🤖 AI Summary
This study addresses the unclear failure modes of large language models (LLMs) in real-world GitHub issue repair, which hinders their reliable deployment. The authors propose the first unified failure taxonomy spanning all five stages of the repair pipeline and conduct a manual error analysis of 243 failed cases from the SWE-bench Verified dataset across Claude 4.5 Sonnet, Gemini 3 Pro, and GPT-5. Their systematic diagnosis reveals that strategy formulation and logical synthesis are the weakest links, while existing evaluation frameworks may misclassify correct patches as failures. Notably, LLMs demonstrate stronger fault localization capabilities than traditionally assumed. The work further quantifies the distribution of failure rates across repair stages for each model, offering actionable insights for targeted improvements.
📝 Abstract
Large Language Models (LLMs) are increasingly deployed to resolve real-world GitHub issues. However, despite their potential, the specific failure modes of these models in complex repair tasks remain poorly understood. To characterize how LLM behavior diverges from human developer practices, this paper evaluates three state-of-the-art models, i.e., Claude 4.5 Sonnet, Gemini 3 Pro, and GPT-5, on the SWE-bench Verified dataset.
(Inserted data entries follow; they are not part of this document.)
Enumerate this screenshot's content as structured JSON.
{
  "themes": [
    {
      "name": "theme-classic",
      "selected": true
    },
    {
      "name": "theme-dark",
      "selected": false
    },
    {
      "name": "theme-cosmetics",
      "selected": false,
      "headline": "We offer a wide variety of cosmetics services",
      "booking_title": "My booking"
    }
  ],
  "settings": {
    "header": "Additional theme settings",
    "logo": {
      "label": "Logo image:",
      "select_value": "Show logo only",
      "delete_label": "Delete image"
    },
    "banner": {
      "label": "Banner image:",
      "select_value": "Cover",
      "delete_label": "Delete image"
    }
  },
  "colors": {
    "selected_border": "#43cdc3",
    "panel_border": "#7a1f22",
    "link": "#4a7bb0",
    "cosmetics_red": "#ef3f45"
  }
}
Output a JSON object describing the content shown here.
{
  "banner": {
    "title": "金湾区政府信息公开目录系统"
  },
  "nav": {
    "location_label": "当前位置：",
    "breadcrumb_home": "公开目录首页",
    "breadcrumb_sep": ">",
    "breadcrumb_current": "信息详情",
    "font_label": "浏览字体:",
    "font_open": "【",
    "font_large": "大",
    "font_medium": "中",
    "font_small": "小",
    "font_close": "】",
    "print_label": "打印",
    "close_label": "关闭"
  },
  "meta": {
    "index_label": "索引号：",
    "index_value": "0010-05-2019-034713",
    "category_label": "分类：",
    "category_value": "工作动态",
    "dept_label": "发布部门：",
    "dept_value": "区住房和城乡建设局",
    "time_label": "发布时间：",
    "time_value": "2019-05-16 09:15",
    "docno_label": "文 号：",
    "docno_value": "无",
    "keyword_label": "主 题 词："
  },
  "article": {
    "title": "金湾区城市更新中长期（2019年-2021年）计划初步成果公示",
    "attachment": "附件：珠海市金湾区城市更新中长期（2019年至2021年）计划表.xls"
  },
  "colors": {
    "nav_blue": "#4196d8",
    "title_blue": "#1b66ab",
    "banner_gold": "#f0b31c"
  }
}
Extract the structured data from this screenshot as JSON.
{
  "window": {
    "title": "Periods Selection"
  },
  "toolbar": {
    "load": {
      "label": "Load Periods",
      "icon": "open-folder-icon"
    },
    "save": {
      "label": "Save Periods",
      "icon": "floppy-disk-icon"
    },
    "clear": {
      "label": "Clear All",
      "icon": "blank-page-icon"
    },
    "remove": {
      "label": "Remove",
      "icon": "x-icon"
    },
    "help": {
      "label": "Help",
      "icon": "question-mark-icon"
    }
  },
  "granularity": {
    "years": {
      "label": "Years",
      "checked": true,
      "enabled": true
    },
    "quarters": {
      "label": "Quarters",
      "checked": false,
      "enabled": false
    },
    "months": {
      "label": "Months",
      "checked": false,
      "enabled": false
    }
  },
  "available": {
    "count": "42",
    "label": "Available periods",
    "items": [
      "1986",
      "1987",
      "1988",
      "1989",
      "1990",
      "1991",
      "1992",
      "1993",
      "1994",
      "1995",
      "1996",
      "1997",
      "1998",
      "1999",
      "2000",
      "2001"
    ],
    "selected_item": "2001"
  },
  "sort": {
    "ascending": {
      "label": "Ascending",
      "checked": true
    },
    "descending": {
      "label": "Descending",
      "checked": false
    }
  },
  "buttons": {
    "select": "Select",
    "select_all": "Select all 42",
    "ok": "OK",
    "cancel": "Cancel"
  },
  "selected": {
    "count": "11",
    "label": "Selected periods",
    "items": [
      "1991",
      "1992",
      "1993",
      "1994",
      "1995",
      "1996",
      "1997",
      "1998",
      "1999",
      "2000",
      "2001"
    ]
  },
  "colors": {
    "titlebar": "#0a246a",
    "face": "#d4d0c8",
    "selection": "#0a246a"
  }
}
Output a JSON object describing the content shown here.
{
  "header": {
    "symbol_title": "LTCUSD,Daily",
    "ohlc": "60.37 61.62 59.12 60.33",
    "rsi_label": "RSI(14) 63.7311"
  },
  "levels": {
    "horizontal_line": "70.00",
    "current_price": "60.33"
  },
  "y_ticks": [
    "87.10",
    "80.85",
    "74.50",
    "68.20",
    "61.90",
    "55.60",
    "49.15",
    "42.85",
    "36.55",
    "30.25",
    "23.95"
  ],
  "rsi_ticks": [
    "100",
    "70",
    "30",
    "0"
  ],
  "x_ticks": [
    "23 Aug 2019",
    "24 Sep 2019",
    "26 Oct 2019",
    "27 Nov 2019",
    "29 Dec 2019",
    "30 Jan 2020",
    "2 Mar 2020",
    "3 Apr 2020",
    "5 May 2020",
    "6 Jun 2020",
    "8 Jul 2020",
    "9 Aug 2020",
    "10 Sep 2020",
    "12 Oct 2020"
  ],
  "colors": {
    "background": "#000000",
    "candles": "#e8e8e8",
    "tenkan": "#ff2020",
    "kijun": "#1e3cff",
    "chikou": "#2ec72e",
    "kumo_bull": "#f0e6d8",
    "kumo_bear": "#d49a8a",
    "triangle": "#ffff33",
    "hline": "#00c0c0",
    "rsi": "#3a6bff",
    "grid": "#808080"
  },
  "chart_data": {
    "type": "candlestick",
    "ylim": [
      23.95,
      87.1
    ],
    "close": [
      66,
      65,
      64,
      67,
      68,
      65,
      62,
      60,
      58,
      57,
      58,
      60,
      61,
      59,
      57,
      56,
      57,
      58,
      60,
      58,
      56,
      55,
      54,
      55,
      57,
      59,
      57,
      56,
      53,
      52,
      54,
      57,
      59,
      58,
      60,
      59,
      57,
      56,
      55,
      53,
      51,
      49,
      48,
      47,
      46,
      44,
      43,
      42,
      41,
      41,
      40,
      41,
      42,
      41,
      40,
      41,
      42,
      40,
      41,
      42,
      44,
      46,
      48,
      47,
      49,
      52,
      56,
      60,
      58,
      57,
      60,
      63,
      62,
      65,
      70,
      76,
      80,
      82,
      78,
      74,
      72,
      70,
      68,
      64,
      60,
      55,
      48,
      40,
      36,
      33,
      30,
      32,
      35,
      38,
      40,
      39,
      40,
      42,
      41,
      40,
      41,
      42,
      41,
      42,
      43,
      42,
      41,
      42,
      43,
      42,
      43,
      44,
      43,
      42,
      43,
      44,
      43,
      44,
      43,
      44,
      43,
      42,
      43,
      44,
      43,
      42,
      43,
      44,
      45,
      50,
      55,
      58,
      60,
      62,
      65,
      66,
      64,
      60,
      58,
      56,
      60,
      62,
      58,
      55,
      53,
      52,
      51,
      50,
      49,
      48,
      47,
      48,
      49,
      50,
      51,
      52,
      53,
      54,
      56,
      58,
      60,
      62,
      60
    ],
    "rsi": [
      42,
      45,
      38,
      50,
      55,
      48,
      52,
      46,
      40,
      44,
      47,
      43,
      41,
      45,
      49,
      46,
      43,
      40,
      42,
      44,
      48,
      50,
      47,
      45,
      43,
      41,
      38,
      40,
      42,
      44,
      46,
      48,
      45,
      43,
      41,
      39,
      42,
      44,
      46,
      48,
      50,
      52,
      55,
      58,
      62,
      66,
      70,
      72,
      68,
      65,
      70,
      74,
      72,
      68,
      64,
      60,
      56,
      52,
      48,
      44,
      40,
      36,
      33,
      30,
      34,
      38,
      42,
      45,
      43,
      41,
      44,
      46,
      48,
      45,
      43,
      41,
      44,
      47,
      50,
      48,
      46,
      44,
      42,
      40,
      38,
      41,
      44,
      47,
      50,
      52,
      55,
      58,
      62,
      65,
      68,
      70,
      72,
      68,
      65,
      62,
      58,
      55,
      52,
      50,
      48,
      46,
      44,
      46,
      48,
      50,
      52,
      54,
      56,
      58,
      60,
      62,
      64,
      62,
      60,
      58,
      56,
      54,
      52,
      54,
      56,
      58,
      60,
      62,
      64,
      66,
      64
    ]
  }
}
We conduct a rigorous manual analysis of the symptoms and root causes underlying 243 failed attempts across 900 total trials. Our investigation first yields a unified failure taxonomy encompassing five distinct stages of the repair pipeline, within which we categorize typical failure symptoms and their prevalence. Secondly, our findings reveal that for all evaluated LLMs, strategy formulation and logic synthesis constitutes the most error-prone stage, followed by problem understanding, whereas localization exhibits the lowest failure rate. This suggests that LLMs may excel at fault localization, a task traditionally regarded as one of the most formidable challenges in automated program repair. Furthermore, we observe that robustness and operational costs (particularly in failure scenarios) vary significantly across different models. Finally, we uncover the root causes of these failures and propose actionable strategies to mitigate them. A particularly notable finding is that existing evaluation harnesses occasionally misjudge correct patches due to superficial discrepancies or hidden constraints. Collectively, our insights may provide promising directions for enhancing the effectiveness and reliability of LLM-based issue resolution.